Meeting of the Parliament 07 February 2017
As the First Minister has indicated, this debate on article 50 will culminate in
“one of the most significant votes in the history of the Scottish Parliament since devolution.”
If the debate were to require extra time, I am sure that we would all wish to give it that.
I am sure that I need not remind MSPs that, on 23 June last year, the people of Scotland voted clearly and decisively to remain in the European Union. That is also how Scottish MPs voted when the issue was debated in the House of Commons last week. Only one of the 59 Scottish MPs defied the wish of the majority in the country and in every local authority area, and chose to support taking Scotland out of the EU against its will.
This debate in Scotland’s Parliament gives MSPs the opportunity to speak loudly and clearly to reaffirm the vote that was so conclusive last year and to say to the United Kingdom, Europe and the world that we oppose the catastrophic hard Brexit that the Tories at Westminster are now pursuing. It has never been the case that the Scottish Parliament or any of the devolved legislatures had a veto over Brexit, but this vote is more than symbolic: it is a key test of whether Scotland’s voice is being listened to and whether our wishes can be accommodated in the UK process.
Before she became Prime Minister, Theresa May set out her view of the future of the United Kingdom:
“A future in which Scotland, Wales, Northern Ireland and England continue to flourish side-by-side as equal partners.
Different and proud to be so.
Outward not inward.”
Those were her words.
Once she was Prime Minister, Theresa May promised that Scotland, Wales and Northern Ireland would be “fully engaged” and “fully involved” in considering—and agreeing—a common UK approach to triggering article 50.
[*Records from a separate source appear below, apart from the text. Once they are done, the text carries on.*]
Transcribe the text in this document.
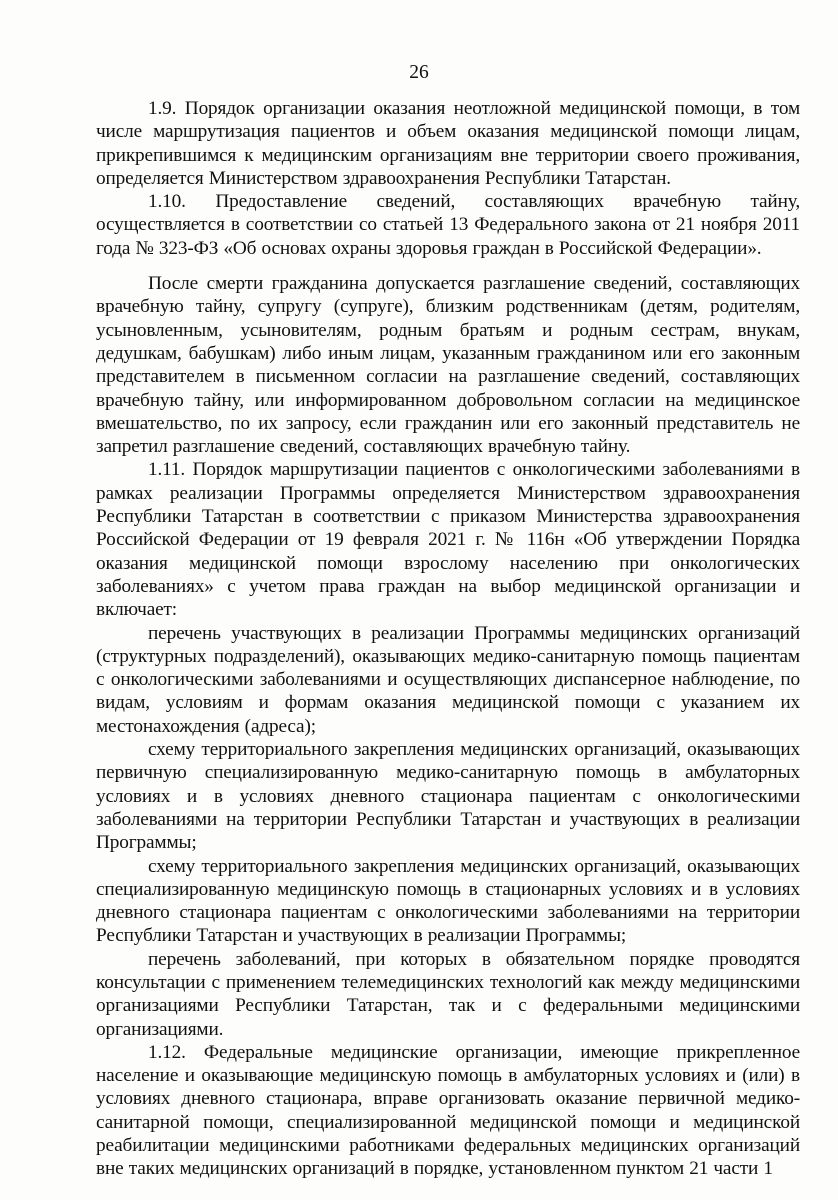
26

1.9. Порядок организации оказания неотложной медицинской помощи, в том числе маршрутизация пациентов и объем оказания медицинской помощи лицам, прикрепившимся к медицинским организациям вне территории своего проживания, определяется Министерством здравоохранения Республики Татарстан.

1.10. Предоставление сведений, составляющих врачебную тайну, осуществляется в соответствии со статьей 13 Федерального закона от 21 ноября 2011 года № 323-ФЗ «Об основах охраны здоровья граждан в Российской Федерации».

После смерти гражданина допускается разглашение сведений, составляющих врачебную тайну, супругу (супруге), близким родственникам (детям, родителям, усыновленным, усыновителям, родным братьям и родным сестрам, внукам, дедушкам, бабушкам) либо иным лицам, указанным гражданином или его законным представителем в письменном согласии на разглашение сведений, составляющих врачебную тайну, или информированном добровольном согласии на медицинское вмешательство, по их запросу, если гражданин или его законный представитель не запретил разглашение сведений, составляющих врачебную тайну.

1.11. Порядок маршрутизации пациентов с онкологическими заболеваниями в рамках реализации Программы определяется Министерством здравоохранения Республики Татарстан в соответствии с приказом Министерства здравоохранения Российской Федерации от 19 февраля 2021 г. № 116н «Об утверждении Порядка оказания медицинской помощи взрослому населению при онкологических заболеваниях» с учетом права граждан на выбор медицинской организации и включает:

перечень участвующих в реализации Программы медицинских организаций (структурных подразделений), оказывающих медико-санитарную помощь пациентам с онкологическими заболеваниями и осуществляющих диспансерное наблюдение, по видам, условиям и формам оказания медицинской помощи с указанием их местонахождения (адреса);

схему территориального закрепления медицинских организаций, оказывающих первичную специализированную медико-санитарную помощь в амбулаторных условиях и в условиях дневного стационара пациентам с онкологическими заболеваниями на территории Республики Татарстан и участвующих в реализации Программы;

схему территориального закрепления медицинских организаций, оказывающих специализированную медицинскую помощь в стационарных условиях и в условиях дневного стационара пациентам с онкологическими заболеваниями на территории Республики Татарстан и участвующих в реализации Программы;

перечень заболеваний, при которых в обязательном порядке проводятся консультации с применением телемедицинских технологий как между медицинскими организациями Республики Татарстан, так и с федеральными медицинскими организациями.

1.12. Федеральные медицинские организации, имеющие прикрепленное население и оказывающие медицинскую помощь в амбулаторных условиях и (или) в условиях дневного стационара, вправе организовать оказание первичной медико-санитарной помощи, специализированной медицинской помощи и медицинской реабилитации медицинскими работниками федеральных медицинских организаций вне таких медицинских организаций в порядке, установленном пунктом 21 части 1
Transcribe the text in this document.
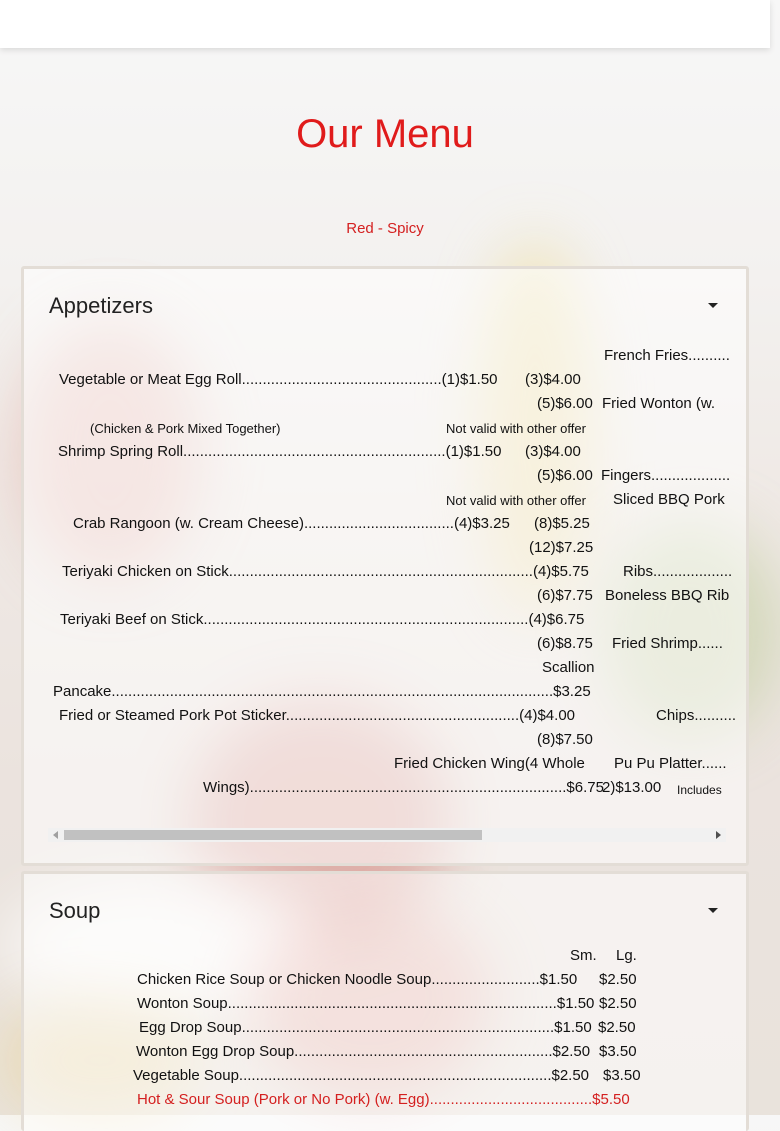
Our Menu
Red - Spicy
Appetizers
French Fries..........
Vegetable or Meat Egg Roll................................................(1)$1.50 (3)$4.00
(5)$6.00 Fried Wonton (w.
(Chicken & Pork Mixed Together)	Not valid with other offer
Shrimp Spring Roll...............................................................(1)$1.50 (3)$4.00
(5)$6.00 Fingers...................
Not valid with other offer Sliced BBQ Pork
Crab Rangoon (w. Cream Cheese)....................................(4)$3.25 (8)$5.25
(12)$7.25
Teriyaki Chicken on Stick.........................................................................(4)$5.75 Ribs...................
(6)$7.75 Boneless BBQ Rib
Teriyaki Beef on Stick..............................................................................(4)$6.75
(6)$8.75 Fried Shrimp......
Scallion
Pancake..........................................................................................................$3.25
Fried or Steamed Pork Pot Sticker........................................................(4)$4.00	Chips..........
(8)$7.50
Fried Chicken Wing(4 Whole Pu Pu Platter......
Wings)............................................................................$6.75
2)$13.00 Includes
Soup
Sm. Lg.
Chicken Rice Soup or Chicken Noodle Soup..........................$1.50 $2.50
Wonton Soup...............................................................................$1.50 $2.50
Egg Drop Soup...........................................................................$1.50 $2.50
Wonton Egg Drop Soup..............................................................$2.50 $3.50
Vegetable Soup...........................................................................$2.50 $3.50
Hot & Sour Soup (Pork or No Pork) (w. Egg).......................................$5.50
The Scottish Government took those promises at face value. We worked long and hard to deliver—and to table in the formal UK structures—compromise proposals, showing how we can keep our place in the single market. We put those proposals before this chamber and received clear majority support for our approach. We have sought to initiate constructive consideration of those proposals, with the aim of securing a common UK approach.
We are still taking that approach. We have taken part in meeting after meeting at official, ministerial and head of Government level. So far, the UK Government has not offered a single compromise of its own. In fact, it has offered nothing—neither a formal reaction to our proposals, nor a formal rejection of them.
Accordingly, what underlies the formal substance of the motion today about a technical measure in a European treaty is a debate about democracy itself. It is a debate about how democracy should work in these islands; it is a debate about the country that the United Kingdom is becoming and the country that we in Scotland wish to be. The contrast between those countries is stark. Theresa May’s hard Brexit will lead to a hard Britain—a Britain out of the single market—with cutting immigration and enforcing borders prioritised above all else. Living standards, the economy and how the UK is seen across the world will all play second fiddle to those obsessions.
If Theresa May fails to succeed in her negotiations with the other 27 nations, she will set her country—and our country—on a race to the bottom on tax, working conditions, regulation and wages. She has said as much, to enthusiastic applause by Nigel Farage. Everyone should let that sink in, especially those on the Tory benches, who are becoming apologists for a hard, isolated Brexit and a hard, isolated Britain—just what the United Kingdom Independence Party wanted.
Of course I accept that there is a majority for leave in England and Wales, but I do not accept that there is a majority anywhere in these islands for such a narrow and regressive vision. There is certainly no such majority in Scotland, where the people—by a margin of 24 percentage points—voted to remain in the EU.